Thanks again for the post.

[…] result when there really is no difference (a false positive). This study is likely to have a high false discovery rate, or an increased risk of being a false […]

[…] result when there really is no difference (a false positive). This study is likely to have a high false discovery rate, or an increased risk of being a false […]

[…] result when there really is no difference (a false positive). This study is likely to have a high false discovery rate, or an increased risk of being a false […]

[…] actually is no difference (a false positive). This study is most likely to have actually a higher false discovery rate, or an increased risk of being a false […]

[…] truly is no difference (a false positive). This study is most likely to have actually a higher false discovery rate, or an increased risk of being a false […]

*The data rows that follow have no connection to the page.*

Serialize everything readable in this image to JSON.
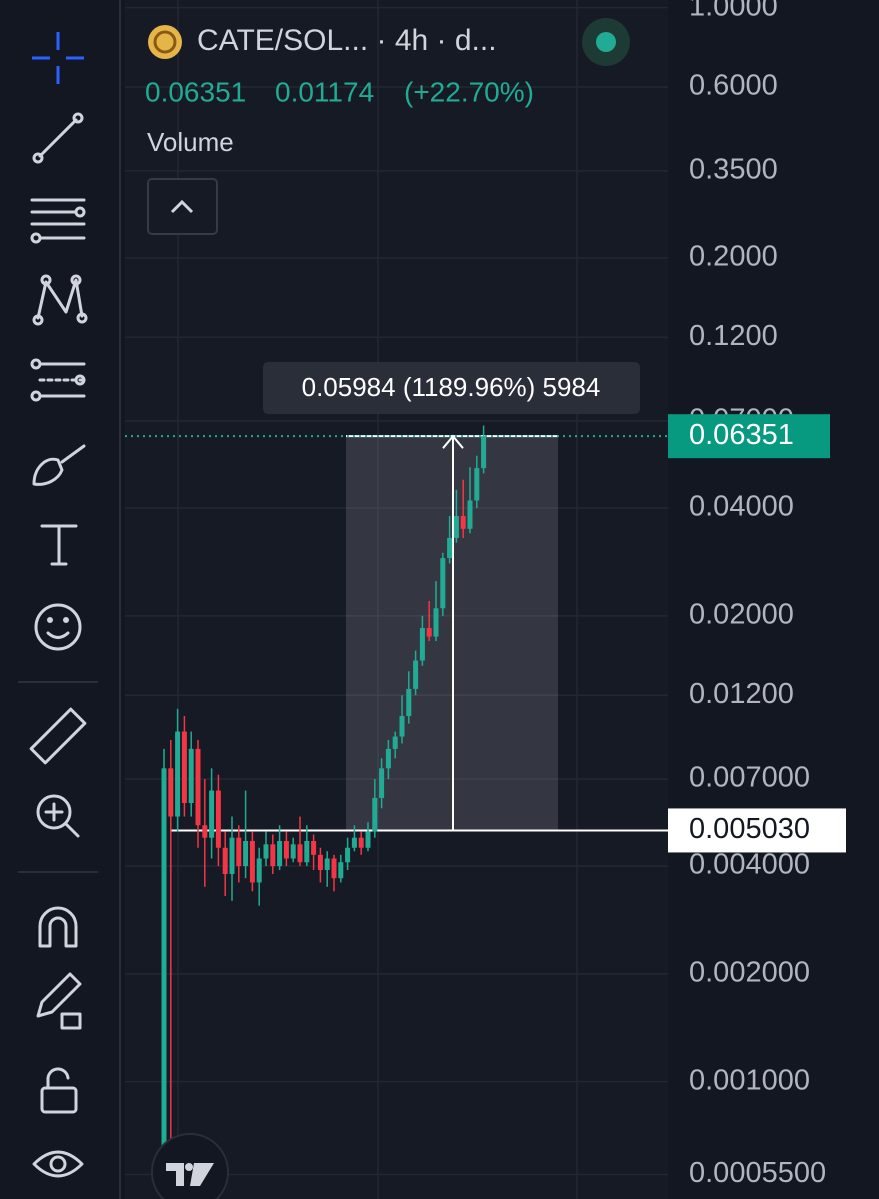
{
  "chart_data": {
    "type": "candlestick",
    "title": "CATE/SOL... · 4h · d...",
    "last_price": 0.06351,
    "change": 0.01174,
    "change_pct": {
      "value": 22.7,
      "label": "(+22.70%)"
    },
    "indicator": "Volume",
    "measure_label": "0.05984 (1189.96%) 5984",
    "crosshair_price": {
      "value": 0.00503,
      "label": "0.005030"
    },
    "log_scale": true,
    "grid": true,
    "up_color": "#22ab94",
    "down_color": "#f23645",
    "ylim": [
      0.00047,
      1.05
    ],
    "yticks": [
      {
        "value": 1,
        "label": "1.0000"
      },
      {
        "value": 0.6,
        "label": "0.6000"
      },
      {
        "value": 0.35,
        "label": "0.3500"
      },
      {
        "value": 0.2,
        "label": "0.2000"
      },
      {
        "value": 0.12,
        "label": "0.1200"
      },
      {
        "value": 0.07,
        "label": "0.07000"
      },
      {
        "value": 0.04,
        "label": "0.04000"
      },
      {
        "value": 0.02,
        "label": "0.02000"
      },
      {
        "value": 0.012,
        "label": "0.01200"
      },
      {
        "value": 0.007,
        "label": "0.007000"
      },
      {
        "value": 0.004,
        "label": "0.004000"
      },
      {
        "value": 0.002,
        "label": "0.002000"
      },
      {
        "value": 0.001,
        "label": "0.001000"
      },
      {
        "value": 0.00055,
        "label": "0.0005500"
      }
    ],
    "open": [
      0.00055,
      0.0075,
      0.0055,
      0.0095,
      0.006,
      0.0085,
      0.0052,
      0.0048,
      0.0065,
      0.0045,
      0.0038,
      0.0048,
      0.004,
      0.0047,
      0.0036,
      0.0042,
      0.0046,
      0.004,
      0.0047,
      0.0042,
      0.0046,
      0.0041,
      0.0047,
      0.0043,
      0.0039,
      0.0042,
      0.0037,
      0.0041,
      0.0045,
      0.0048,
      0.0045,
      0.005,
      0.0062,
      0.0075,
      0.0085,
      0.0092,
      0.0105,
      0.0125,
      0.015,
      0.0185,
      0.0175,
      0.021,
      0.029,
      0.033,
      0.038,
      0.035,
      0.042,
      0.0517
    ],
    "high": [
      0.0085,
      0.009,
      0.011,
      0.0105,
      0.0095,
      0.009,
      0.007,
      0.0075,
      0.0072,
      0.005,
      0.0055,
      0.0052,
      0.0065,
      0.005,
      0.0045,
      0.005,
      0.0049,
      0.0052,
      0.005,
      0.0048,
      0.0055,
      0.0052,
      0.0049,
      0.0045,
      0.0044,
      0.0043,
      0.0043,
      0.0048,
      0.0052,
      0.005,
      0.0053,
      0.007,
      0.008,
      0.009,
      0.0095,
      0.012,
      0.014,
      0.016,
      0.02,
      0.022,
      0.025,
      0.03,
      0.038,
      0.045,
      0.048,
      0.052,
      0.056,
      0.068
    ],
    "low": [
      0.0005,
      0.0006,
      0.005,
      0.0055,
      0.0055,
      0.0045,
      0.0035,
      0.0042,
      0.004,
      0.0033,
      0.0032,
      0.0036,
      0.0037,
      0.0034,
      0.0031,
      0.004,
      0.0038,
      0.0039,
      0.004,
      0.0041,
      0.004,
      0.004,
      0.0039,
      0.0036,
      0.0035,
      0.0034,
      0.0036,
      0.0039,
      0.0044,
      0.0043,
      0.0044,
      0.0048,
      0.0058,
      0.007,
      0.008,
      0.0088,
      0.01,
      0.012,
      0.0145,
      0.017,
      0.017,
      0.02,
      0.028,
      0.032,
      0.033,
      0.034,
      0.04,
      0.05
    ],
    "close": [
      0.0075,
      0.0055,
      0.0095,
      0.006,
      0.0085,
      0.0052,
      0.0048,
      0.0065,
      0.0045,
      0.0038,
      0.0048,
      0.004,
      0.0047,
      0.0036,
      0.0042,
      0.0046,
      0.004,
      0.0047,
      0.0042,
      0.0046,
      0.0041,
      0.0047,
      0.0043,
      0.0039,
      0.0042,
      0.0037,
      0.0041,
      0.0045,
      0.0048,
      0.0045,
      0.005,
      0.0062,
      0.0075,
      0.0085,
      0.0092,
      0.0105,
      0.0125,
      0.015,
      0.0185,
      0.0175,
      0.021,
      0.029,
      0.033,
      0.038,
      0.035,
      0.042,
      0.0517,
      0.06351
    ]
  }
}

[…] unequivocally is no disproportion (a fake positive). This investigate is expected to have a high false find rate, or an increasing risk of being a fake […]

[…] unequivocally is no disproportion (a fake positive). This investigate is expected to have a high false find rate, or an increasing risk of being a fake […]

[…] unequivocally is no disproportion (a fake positive). This investigate is expected to have a high false find rate, or an increasing risk of being a fake […]

[…] Adler points to this post by Felix Schönbrodt on “What’s the probability that a significant p-value indicates a true […]

A late reply and probably missing a point: It is a great post and highly instructive. However, it hinges on having a share of real effects in 1000 studies. When I read the initial quote, I was thinking of a single study, not of 1000, and a single relationship for which the effect is either real or not. If you do 1000 studies on how listening to country music is related to suicide (came across this thanks to Lakens), then the effect of country music is real or not (probably not) and your tree diagram does not apply. If country music has no effect different from 0, then all significant results are false positives. You can apply the diagram, of course, but you end with 100% and 0%. It would be different if you were having 1000 studies, some of which test country music and others test different music genres for which there might be an effect. Is this correct?